The Veterans Administration inspector general has issued a report on housing that received VA grants. It found bedrooms and bathrooms without locks, inadequate lighting and women housed in facilities approved only for men. Nine of the 26 facilities did not have proper safety precautions. One female veteran and her 18 month old son were put into a facility with a registered sex offender.
The problems for female veterans go beyond the lack of facilities for women. Many of these women suffered sexual assault in the service. They were not properly cared for in the service and that has carried over into a distrust of the Veterans Administration. Female veterans have a 12.4% unemployment rate, slightly higher than that for male veterans. Many are single mothers.
The Department of Veterans Affairs is working on solutions to this problem. Their budget calls for $300 million in grants and technical assistance for community groups to help veterans remain in their homes or find other housing. The Department is working on ways to prevent homelessness among veterans, with a goal of ending veteran homelessness by 2015 set by the President. There are grant programs for local community groups to work with veterans to acquire health care and aid with financial planning and job skills.
Pete Dougherty, executive director of the VA’s homeless veterans initiative office, explained, “Part of what bring people to homelessness is isolation…The more you can keep that internal support around, the better.” The support must begin, however, upon discharge, not when a veteran is on the brink of having her or his life collapse. Moving the process in closer is something the military has been trying to do recently with counseling and interventions before discharge. They are playing catch-up with the problem. These wars have been sending home more disabled veterans than ever before and more victims of PTSD. National Guard personnel who were guaranteed their jobs upon returning have been deployed so many times that there are no jobs for them to return to, the companies they worked for no longer exist, or they have suffered in some way that makes them incapable of returning to those jobs, or they have not been able to keep their skills current with their former jobs. Even our veterans benefits system is not as good as it was for my parents.

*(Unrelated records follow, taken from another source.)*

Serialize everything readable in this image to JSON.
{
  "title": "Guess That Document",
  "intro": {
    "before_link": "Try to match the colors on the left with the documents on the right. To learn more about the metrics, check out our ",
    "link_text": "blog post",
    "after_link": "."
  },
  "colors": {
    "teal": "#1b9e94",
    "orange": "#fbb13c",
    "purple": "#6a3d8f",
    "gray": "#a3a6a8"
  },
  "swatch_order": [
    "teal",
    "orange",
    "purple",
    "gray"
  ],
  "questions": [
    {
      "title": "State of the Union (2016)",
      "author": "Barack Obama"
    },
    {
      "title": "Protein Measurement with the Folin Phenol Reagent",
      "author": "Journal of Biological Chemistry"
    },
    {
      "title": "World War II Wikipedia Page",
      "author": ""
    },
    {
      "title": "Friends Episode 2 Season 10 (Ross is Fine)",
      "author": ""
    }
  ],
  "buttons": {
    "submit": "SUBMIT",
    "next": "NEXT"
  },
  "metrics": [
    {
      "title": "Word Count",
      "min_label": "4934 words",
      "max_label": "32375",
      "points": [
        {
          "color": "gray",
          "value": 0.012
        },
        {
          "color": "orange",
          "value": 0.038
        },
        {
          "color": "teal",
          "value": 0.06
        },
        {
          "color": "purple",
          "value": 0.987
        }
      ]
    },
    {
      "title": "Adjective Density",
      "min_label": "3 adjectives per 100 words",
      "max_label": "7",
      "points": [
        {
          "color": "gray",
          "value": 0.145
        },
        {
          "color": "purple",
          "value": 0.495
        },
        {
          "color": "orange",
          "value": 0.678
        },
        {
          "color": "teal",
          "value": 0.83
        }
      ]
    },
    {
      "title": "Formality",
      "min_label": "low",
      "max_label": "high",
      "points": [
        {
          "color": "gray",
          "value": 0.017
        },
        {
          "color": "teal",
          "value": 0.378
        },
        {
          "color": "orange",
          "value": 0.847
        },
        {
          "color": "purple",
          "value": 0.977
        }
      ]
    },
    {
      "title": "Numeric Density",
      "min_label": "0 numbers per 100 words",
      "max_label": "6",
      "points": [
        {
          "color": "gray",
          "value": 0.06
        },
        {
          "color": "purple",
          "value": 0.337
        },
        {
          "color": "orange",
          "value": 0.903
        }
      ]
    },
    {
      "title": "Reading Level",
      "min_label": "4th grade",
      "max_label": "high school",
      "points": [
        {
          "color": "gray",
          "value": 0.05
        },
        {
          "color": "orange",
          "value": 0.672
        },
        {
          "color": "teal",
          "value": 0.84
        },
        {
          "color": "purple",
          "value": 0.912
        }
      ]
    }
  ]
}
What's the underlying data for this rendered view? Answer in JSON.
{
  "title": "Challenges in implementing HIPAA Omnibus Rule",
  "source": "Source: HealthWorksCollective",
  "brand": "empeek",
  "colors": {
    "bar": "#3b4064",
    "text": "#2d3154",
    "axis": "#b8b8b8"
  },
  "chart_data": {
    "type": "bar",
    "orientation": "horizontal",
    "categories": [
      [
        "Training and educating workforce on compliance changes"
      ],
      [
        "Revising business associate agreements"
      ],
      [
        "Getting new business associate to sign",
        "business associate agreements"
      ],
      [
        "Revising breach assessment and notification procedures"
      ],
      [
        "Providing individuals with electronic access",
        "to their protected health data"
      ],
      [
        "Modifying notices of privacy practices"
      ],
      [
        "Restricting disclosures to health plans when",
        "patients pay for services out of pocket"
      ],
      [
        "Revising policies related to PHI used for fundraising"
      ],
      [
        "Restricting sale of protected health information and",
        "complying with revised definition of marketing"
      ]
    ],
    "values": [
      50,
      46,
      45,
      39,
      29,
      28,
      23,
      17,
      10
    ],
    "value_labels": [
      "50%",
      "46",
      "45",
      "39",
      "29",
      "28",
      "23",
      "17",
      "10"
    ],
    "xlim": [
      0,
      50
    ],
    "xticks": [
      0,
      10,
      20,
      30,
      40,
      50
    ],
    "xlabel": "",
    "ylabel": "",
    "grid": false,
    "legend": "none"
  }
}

We have been engaged for the past eleven years in two guerilla wars, the worst kind of warfare. With an all-volunteer army and the National Guard, we have not had enough replacements for the men and women we have sent to these wars. Too many of these veterans were older than the men we used to send to war – men who joined the National Guard to avoid Vietnam ended up in Baghdad, leaving not just children but grandchildren behind, or as one of their wives put on a bumper sticker “One weekend a month, my ass!” These two wars have left us with a multitude of veterans’ problems just as parts of our government want to cut back on the services we need for our veterans. If not building one warship could provide housing and job training, mental and physical health services, the means to rejoin civilian life for our veterans, that is what we should choose to do, that would be the morally correct choice.